Median Hilal
Median Hilal

Reputation: 1531

Inferring that two object properties are equal in OWL

Given an ontology O, and let A, B two classes and object properties P and Q such that:

  1. P domain A
  2. P range B
  3. A ⊑ =1 P.⊤
  4. Q ⊑ P
  5. A ⊑ =1 Q.⊤

Thus, we to prove P ≡ Q, we only need show that P ⊑ Q, because we already have the other direction, Q ⊑ P, in (4). To conclude that P ≡ Q are equivalent; let

  1. (x,y) ∈ P

then x ∈ A and y ∈ B and we have from (5) that Q relates each individual of A to exactly one individual of B; then there must exist y′ ∈ B such that (x,y′) ∈ Q; and by (4), we can infer that

  1. (x,y′) ∈ P

Then, from (3), (6), and (7), we can infer that y = y′. Thus, if (x,y) ∈ P, then (x,y) ∈ Q, which means that:

  1. P ⊑ Q

Then, by (4) and (8):

  1. P ≡ Q

Questions:

  1. Is this conclusion true?
  2. Reasoners (e.g., Pellet, via the Protégé plugin) are not inferring P ≡ Q, however each time I assert P(a,b), the reasoner infers Q(a,b), and vice versa!

Upvotes: 1

Views: 672

Answers (1)

Dmitry Tsarkov
Dmitry Tsarkov

Reputation: 768

Your reasoning is correct and P is indeed equivalent to P1 in this ontology.

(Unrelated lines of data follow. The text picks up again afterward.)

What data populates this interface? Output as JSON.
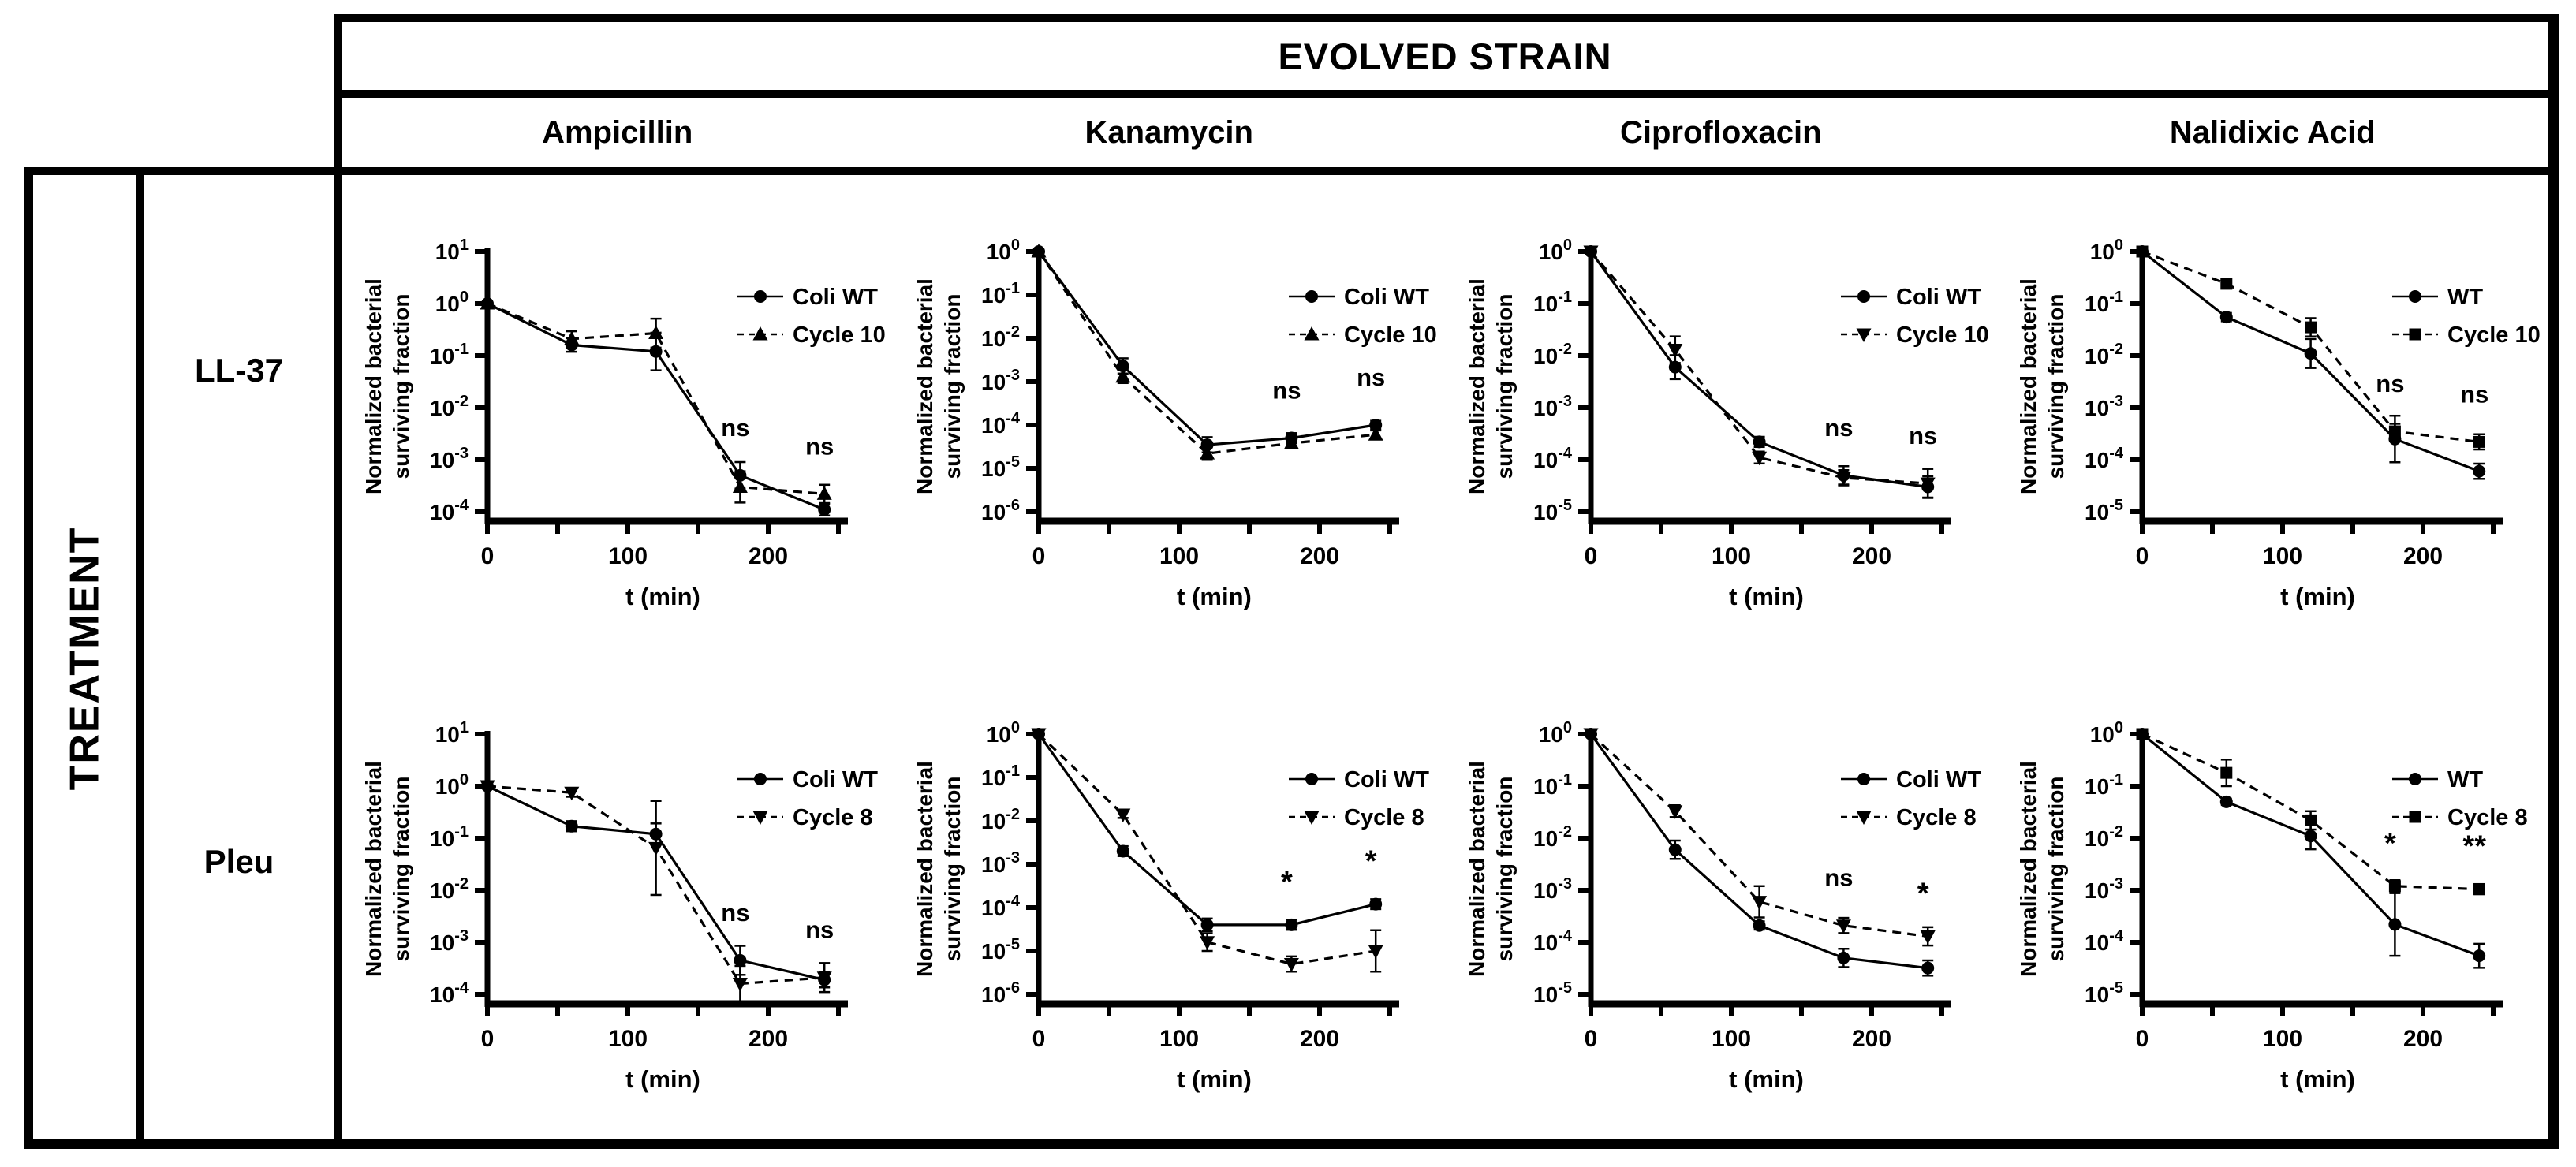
{
  "header": {
    "title": "EVOLVED STRAIN",
    "columns": [
      "Ampicillin",
      "Kanamycin",
      "Ciprofloxacin",
      "Nalidixic Acid"
    ]
  },
  "left": {
    "axis_label": "TREATMENT",
    "rows": [
      "LL-37",
      "Pleu"
    ]
  },
  "colors": {
    "foreground": "#000000",
    "background": "#ffffff"
  },
  "plot_common": {
    "xlabel": "t (min)",
    "ylabel_lines": [
      "Normalized bacterial",
      "surviving fraction"
    ],
    "xlim": [
      0,
      250
    ],
    "x_major_ticks": [
      0,
      100,
      200
    ],
    "x_minor_ticks": [
      50,
      150,
      250
    ],
    "grid": false,
    "legend_position": "upper-right-inside"
  },
  "chart_data": [
    {
      "type": "line",
      "row": "LL-37",
      "col": "Ampicillin",
      "x": [
        0,
        60,
        120,
        180,
        240
      ],
      "ylim_exp": [
        1,
        -4
      ],
      "series": [
        {
          "name": "Coli WT",
          "marker": "circle",
          "line": "solid",
          "y": [
            1,
            0.16,
            0.12,
            0.0005,
            0.00011
          ],
          "err": [
            1,
            1.35,
            2.3,
            1.8,
            1.3
          ]
        },
        {
          "name": "Cycle 10",
          "marker": "triangle-up",
          "line": "dashed",
          "y": [
            1,
            0.21,
            0.27,
            0.0003,
            0.00022
          ],
          "err": [
            1,
            1.4,
            1.9,
            2.0,
            1.5
          ]
        }
      ],
      "sig": [
        {
          "t": 180,
          "label": "ns"
        },
        {
          "t": 240,
          "label": "ns"
        }
      ]
    },
    {
      "type": "line",
      "row": "LL-37",
      "col": "Kanamycin",
      "x": [
        0,
        60,
        120,
        180,
        240
      ],
      "ylim_exp": [
        0,
        -6
      ],
      "series": [
        {
          "name": "Coli WT",
          "marker": "circle",
          "line": "solid",
          "y": [
            1,
            0.0023,
            3.5e-05,
            5e-05,
            0.0001
          ],
          "err": [
            1,
            1.5,
            1.5,
            1.3,
            1.25
          ]
        },
        {
          "name": "Cycle 10",
          "marker": "triangle-up",
          "line": "dashed",
          "y": [
            1,
            0.0013,
            2.2e-05,
            3.8e-05,
            6e-05
          ],
          "err": [
            1,
            1.4,
            1.4,
            1.3,
            1.25
          ]
        }
      ],
      "sig": [
        {
          "t": 180,
          "label": "ns"
        },
        {
          "t": 240,
          "label": "ns"
        }
      ]
    },
    {
      "type": "line",
      "row": "LL-37",
      "col": "Ciprofloxacin",
      "x": [
        0,
        60,
        120,
        180,
        240
      ],
      "ylim_exp": [
        0,
        -5
      ],
      "series": [
        {
          "name": "Coli WT",
          "marker": "circle",
          "line": "solid",
          "y": [
            1,
            0.006,
            0.00022,
            5e-05,
            3e-05
          ],
          "err": [
            1,
            1.7,
            1.25,
            1.5,
            1.6
          ]
        },
        {
          "name": "Cycle 10",
          "marker": "triangle-down",
          "line": "dashed",
          "y": [
            1,
            0.013,
            0.00011,
            4.5e-05,
            3.5e-05
          ],
          "err": [
            1,
            1.8,
            1.3,
            1.4,
            1.9
          ]
        }
      ],
      "sig": [
        {
          "t": 180,
          "label": "ns"
        },
        {
          "t": 240,
          "label": "ns"
        }
      ]
    },
    {
      "type": "line",
      "row": "LL-37",
      "col": "Nalidixic Acid",
      "x": [
        0,
        60,
        120,
        180,
        240
      ],
      "ylim_exp": [
        0,
        -5
      ],
      "series": [
        {
          "name": "WT",
          "marker": "circle",
          "line": "solid",
          "y": [
            1,
            0.055,
            0.011,
            0.00025,
            6e-05
          ],
          "err": [
            1,
            1.2,
            1.9,
            2.8,
            1.4
          ]
        },
        {
          "name": "Cycle 10",
          "marker": "square",
          "line": "dashed",
          "y": [
            1,
            0.24,
            0.035,
            0.00035,
            0.00022
          ],
          "err": [
            1,
            1.15,
            1.5,
            1.4,
            1.4
          ]
        }
      ],
      "sig": [
        {
          "t": 180,
          "label": "ns"
        },
        {
          "t": 240,
          "label": "ns"
        }
      ]
    },
    {
      "type": "line",
      "row": "Pleu",
      "col": "Ampicillin",
      "x": [
        0,
        60,
        120,
        180,
        240
      ],
      "ylim_exp": [
        1,
        -4
      ],
      "series": [
        {
          "name": "Coli WT",
          "marker": "circle",
          "line": "solid",
          "y": [
            1,
            0.17,
            0.12,
            0.00045,
            0.00019
          ],
          "err": [
            1,
            1.25,
            1.6,
            1.9,
            1.4
          ]
        },
        {
          "name": "Cycle 8",
          "marker": "triangle-down",
          "line": "dashed",
          "y": [
            1,
            0.75,
            0.065,
            0.00016,
            0.00021
          ],
          "err": [
            1,
            1.2,
            8,
            2.2,
            1.9
          ]
        }
      ],
      "sig": [
        {
          "t": 180,
          "label": "ns"
        },
        {
          "t": 240,
          "label": "ns"
        }
      ]
    },
    {
      "type": "line",
      "row": "Pleu",
      "col": "Kanamycin",
      "x": [
        0,
        60,
        120,
        180,
        240
      ],
      "ylim_exp": [
        0,
        -6
      ],
      "series": [
        {
          "name": "Coli WT",
          "marker": "circle",
          "line": "solid",
          "y": [
            1,
            0.002,
            4e-05,
            4e-05,
            0.00012
          ],
          "err": [
            1,
            1.3,
            1.4,
            1.3,
            1.3
          ]
        },
        {
          "name": "Cycle 8",
          "marker": "triangle-down",
          "line": "dashed",
          "y": [
            1,
            0.014,
            1.6e-05,
            5e-06,
            1e-05
          ],
          "err": [
            1,
            1.2,
            1.6,
            1.5,
            3
          ]
        }
      ],
      "sig": [
        {
          "t": 180,
          "label": "*"
        },
        {
          "t": 240,
          "label": "*"
        }
      ]
    },
    {
      "type": "line",
      "row": "Pleu",
      "col": "Ciprofloxacin",
      "x": [
        0,
        60,
        120,
        180,
        240
      ],
      "ylim_exp": [
        0,
        -5
      ],
      "series": [
        {
          "name": "Coli WT",
          "marker": "circle",
          "line": "solid",
          "y": [
            1,
            0.006,
            0.00021,
            5e-05,
            3.2e-05
          ],
          "err": [
            1,
            1.5,
            1.2,
            1.5,
            1.4
          ]
        },
        {
          "name": "Cycle 8",
          "marker": "triangle-down",
          "line": "dashed",
          "y": [
            1,
            0.033,
            0.0006,
            0.00021,
            0.00013
          ],
          "err": [
            1,
            1.3,
            2.0,
            1.4,
            1.5
          ]
        }
      ],
      "sig": [
        {
          "t": 180,
          "label": "ns"
        },
        {
          "t": 240,
          "label": "*"
        }
      ]
    },
    {
      "type": "line",
      "row": "Pleu",
      "col": "Nalidixic Acid",
      "x": [
        0,
        60,
        120,
        180,
        240
      ],
      "ylim_exp": [
        0,
        -5
      ],
      "series": [
        {
          "name": "WT",
          "marker": "circle",
          "line": "solid",
          "y": [
            1,
            0.05,
            0.011,
            0.00022,
            5.5e-05
          ],
          "err": [
            1,
            1.15,
            1.8,
            4,
            1.7
          ]
        },
        {
          "name": "Cycle 8",
          "marker": "square",
          "line": "dashed",
          "y": [
            1,
            0.18,
            0.022,
            0.0012,
            0.00105
          ],
          "err": [
            1,
            1.8,
            1.5,
            1.3,
            1.25
          ]
        }
      ],
      "sig": [
        {
          "t": 180,
          "label": "*"
        },
        {
          "t": 240,
          "label": "**"
        }
      ]
    }
  ]
}
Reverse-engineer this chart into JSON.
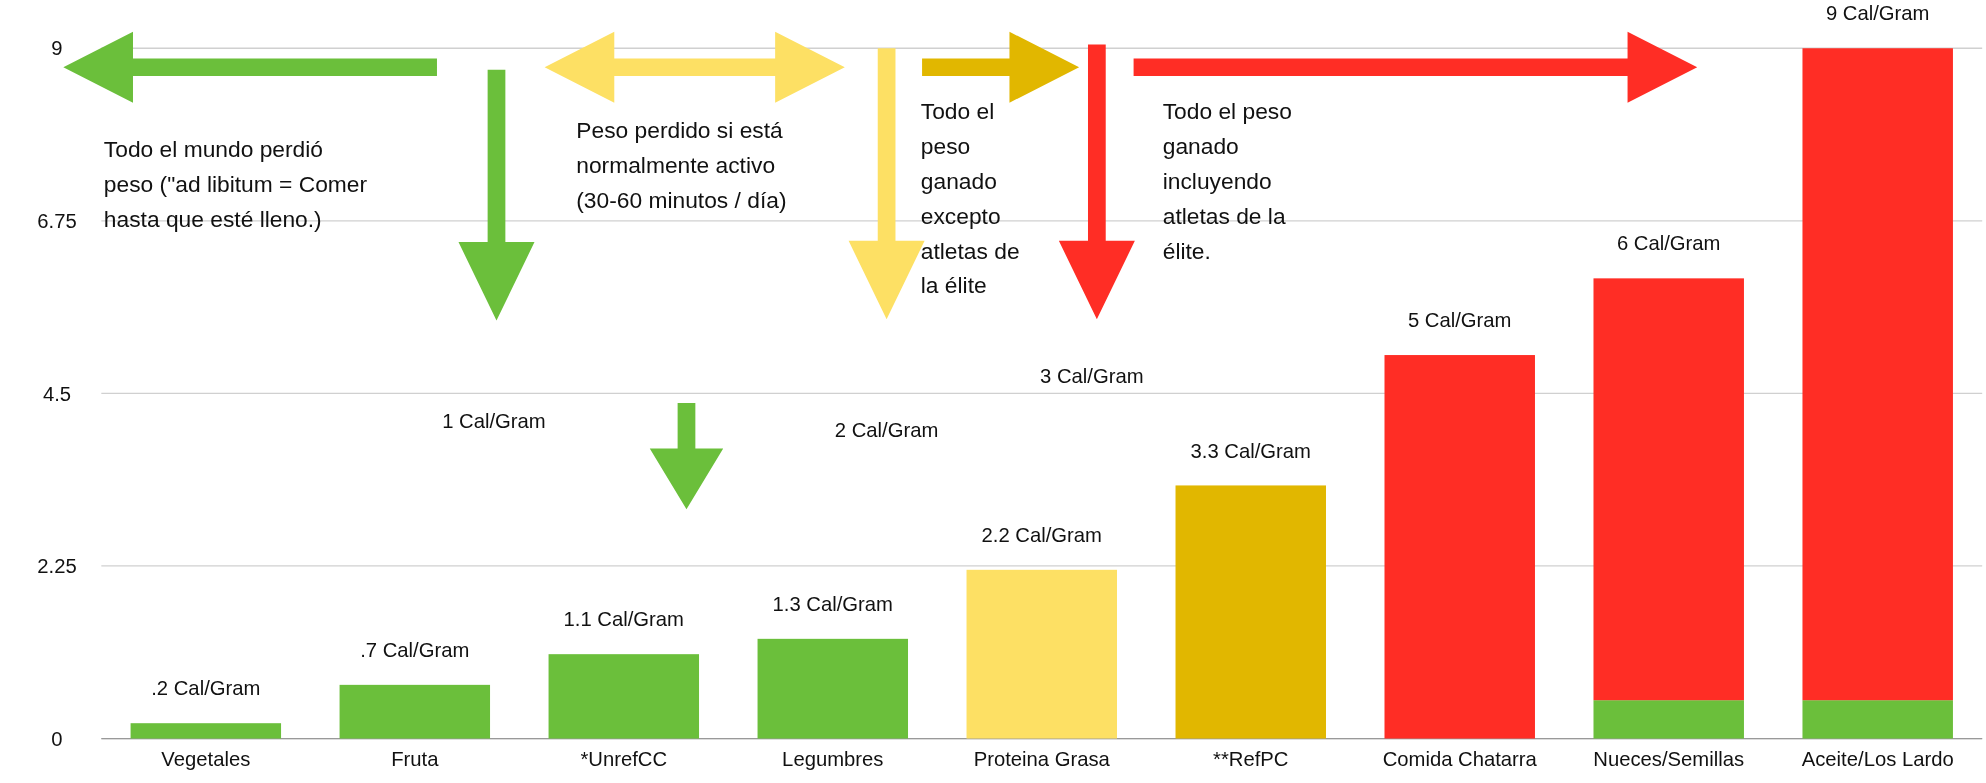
{
  "chart_data": {
    "type": "bar",
    "stacked": true,
    "categories": [
      "Vegetales",
      "Fruta",
      "*UnrefCC",
      "Legumbres",
      "Proteina Grasa",
      "**RefPC",
      "Comida Chatarra",
      "Nueces/Semillas",
      "Aceite/Los Lardo"
    ],
    "series": [
      {
        "colors": [
          "#6bbf3b",
          "#6bbf3b",
          "#6bbf3b",
          "#6bbf3b",
          "#fde064",
          "#e1b700",
          "#ff2d25",
          "#6bbf3b",
          "#6bbf3b"
        ],
        "values": [
          0.2,
          0.7,
          1.1,
          1.3,
          2.2,
          3.3,
          5,
          0.5,
          0.5
        ]
      },
      {
        "color": "#ff2d25",
        "values": [
          null,
          null,
          null,
          null,
          null,
          null,
          null,
          5.5,
          8.5
        ]
      }
    ],
    "totals": [
      ".2 Cal/Gram",
      ".7 Cal/Gram",
      "1.1 Cal/Gram",
      "1.3 Cal/Gram",
      "2.2 Cal/Gram",
      "3.3 Cal/Gram",
      "5 Cal/Gram",
      "6 Cal/Gram",
      "9 Cal/Gram"
    ],
    "ylim": [
      0,
      9
    ],
    "yticks": [
      0,
      2.25,
      4.5,
      6.75,
      9
    ],
    "grid": "y",
    "annotations": [
      "Todo el mundo perdió peso (\"ad libitum = Comer hasta que esté lleno.)",
      "Peso perdido si está normalmente activo (30-60 minutos / día)",
      "Todo el peso ganado excepto atletas de la élite",
      "Todo el peso ganado incluyendo atletas de la élite.",
      "1 Cal/Gram",
      "2 Cal/Gram",
      "3 Cal/Gram"
    ]
  }
}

However, Pellet, as the most of current DL reasoners, do not perform inferences on the property hierarchy. It is calculated as a reflexive transitive closure of the told information of property hierarchy relation. To the best of my knowledge the only reasoner that perform complete property hierarchy calculation is HermiT; if you classify your ontology with it then the inference P EquivalentTo P1 will appear in the inferred object property hierarchy view.